Trudi sah ihm nach, wie er sich entfernte. Zu dem Kollegen, der gleich die Abfahrt der beiden Züge bekanntgeben würde. Sie stand auf, und da hörte sie das Knistern des eingeschalteten Mikrofons, noch ehe sie die Stimme hörte, und sie sprang zum zweitenmal an diesem Tag in eine sich schließende Tür.
Trudi wandte sich der anderen Seite des Waggons zu. Wollte den Bahnsteig nicht sehen. Nicht das Gesicht des Beamten. Sie zog die Jacke aus und schlang sie um die Hüften. Hoffte, die vollgeblutete Hose zu verbergen, und kämpfte gegen die Schwäche an. Trudi wollte sich gerade auf den einzigen freien Sitz setzen, als sie den Alten sah, dessen Nase eine Witterung aufnahm.
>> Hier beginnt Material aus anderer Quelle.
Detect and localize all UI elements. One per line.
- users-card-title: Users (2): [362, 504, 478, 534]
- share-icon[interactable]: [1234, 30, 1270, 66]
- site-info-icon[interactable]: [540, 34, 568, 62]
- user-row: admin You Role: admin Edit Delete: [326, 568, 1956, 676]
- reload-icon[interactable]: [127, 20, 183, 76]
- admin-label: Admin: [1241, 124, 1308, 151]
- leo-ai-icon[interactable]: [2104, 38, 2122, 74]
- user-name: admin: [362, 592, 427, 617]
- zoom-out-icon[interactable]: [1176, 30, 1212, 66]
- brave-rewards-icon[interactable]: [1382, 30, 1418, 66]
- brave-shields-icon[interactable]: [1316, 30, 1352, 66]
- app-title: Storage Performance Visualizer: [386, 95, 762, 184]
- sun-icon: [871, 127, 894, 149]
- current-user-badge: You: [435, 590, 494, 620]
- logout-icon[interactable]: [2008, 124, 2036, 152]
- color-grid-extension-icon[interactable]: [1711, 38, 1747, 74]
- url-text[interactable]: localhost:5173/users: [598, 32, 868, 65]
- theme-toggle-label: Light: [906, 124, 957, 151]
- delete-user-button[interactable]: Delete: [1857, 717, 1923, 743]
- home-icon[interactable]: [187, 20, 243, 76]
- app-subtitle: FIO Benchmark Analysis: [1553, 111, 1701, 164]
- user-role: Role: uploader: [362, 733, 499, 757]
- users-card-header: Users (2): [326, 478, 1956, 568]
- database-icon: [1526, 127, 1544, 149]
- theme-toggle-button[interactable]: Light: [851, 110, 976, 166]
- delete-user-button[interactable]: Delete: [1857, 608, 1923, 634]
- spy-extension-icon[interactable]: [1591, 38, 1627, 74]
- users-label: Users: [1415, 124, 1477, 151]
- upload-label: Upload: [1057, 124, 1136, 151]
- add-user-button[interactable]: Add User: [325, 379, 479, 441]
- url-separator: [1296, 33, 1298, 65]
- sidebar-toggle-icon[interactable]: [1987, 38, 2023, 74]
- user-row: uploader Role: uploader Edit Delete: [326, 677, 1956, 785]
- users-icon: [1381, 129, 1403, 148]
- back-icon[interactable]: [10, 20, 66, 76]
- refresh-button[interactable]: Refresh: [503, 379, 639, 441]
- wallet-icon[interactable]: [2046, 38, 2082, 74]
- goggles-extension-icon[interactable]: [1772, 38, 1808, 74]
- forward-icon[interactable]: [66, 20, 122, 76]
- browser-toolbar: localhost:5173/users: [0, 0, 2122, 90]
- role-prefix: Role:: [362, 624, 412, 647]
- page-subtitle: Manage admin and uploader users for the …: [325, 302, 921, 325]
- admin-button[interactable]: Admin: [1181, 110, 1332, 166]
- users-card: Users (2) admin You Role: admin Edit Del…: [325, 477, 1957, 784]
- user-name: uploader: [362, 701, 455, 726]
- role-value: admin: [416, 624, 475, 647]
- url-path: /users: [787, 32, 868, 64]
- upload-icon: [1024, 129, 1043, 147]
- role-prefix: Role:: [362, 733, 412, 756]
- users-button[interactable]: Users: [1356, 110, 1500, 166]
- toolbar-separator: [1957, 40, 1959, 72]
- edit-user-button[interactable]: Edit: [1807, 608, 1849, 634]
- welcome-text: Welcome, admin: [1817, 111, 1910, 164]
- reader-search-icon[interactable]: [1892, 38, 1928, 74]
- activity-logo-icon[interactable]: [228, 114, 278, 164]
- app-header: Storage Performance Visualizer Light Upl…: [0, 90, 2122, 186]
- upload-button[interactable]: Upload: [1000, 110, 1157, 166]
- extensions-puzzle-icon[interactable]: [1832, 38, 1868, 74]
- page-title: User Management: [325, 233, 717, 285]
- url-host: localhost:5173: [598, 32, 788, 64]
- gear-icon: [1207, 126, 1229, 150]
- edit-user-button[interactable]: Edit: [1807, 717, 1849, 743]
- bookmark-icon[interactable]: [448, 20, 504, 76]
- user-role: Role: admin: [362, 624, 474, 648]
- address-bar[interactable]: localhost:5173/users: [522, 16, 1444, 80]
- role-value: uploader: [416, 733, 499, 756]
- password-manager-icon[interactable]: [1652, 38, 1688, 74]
»Das Fräulein hat seine Tage«, sagte er laut.
Trudi entfernte sich und blieb vor der Tür stehen, bis der Zug in die nächste Station eingefahren war. Dann stieg sie aus.
Dott hatte in Georgs Bett gelegen und Binden gebraucht. Viel mehr Binden, als Jos und Georg gekauft hatten. Dott hörte nicht auf zu bluten. Eine große Wunde zwischen ihren Beinen.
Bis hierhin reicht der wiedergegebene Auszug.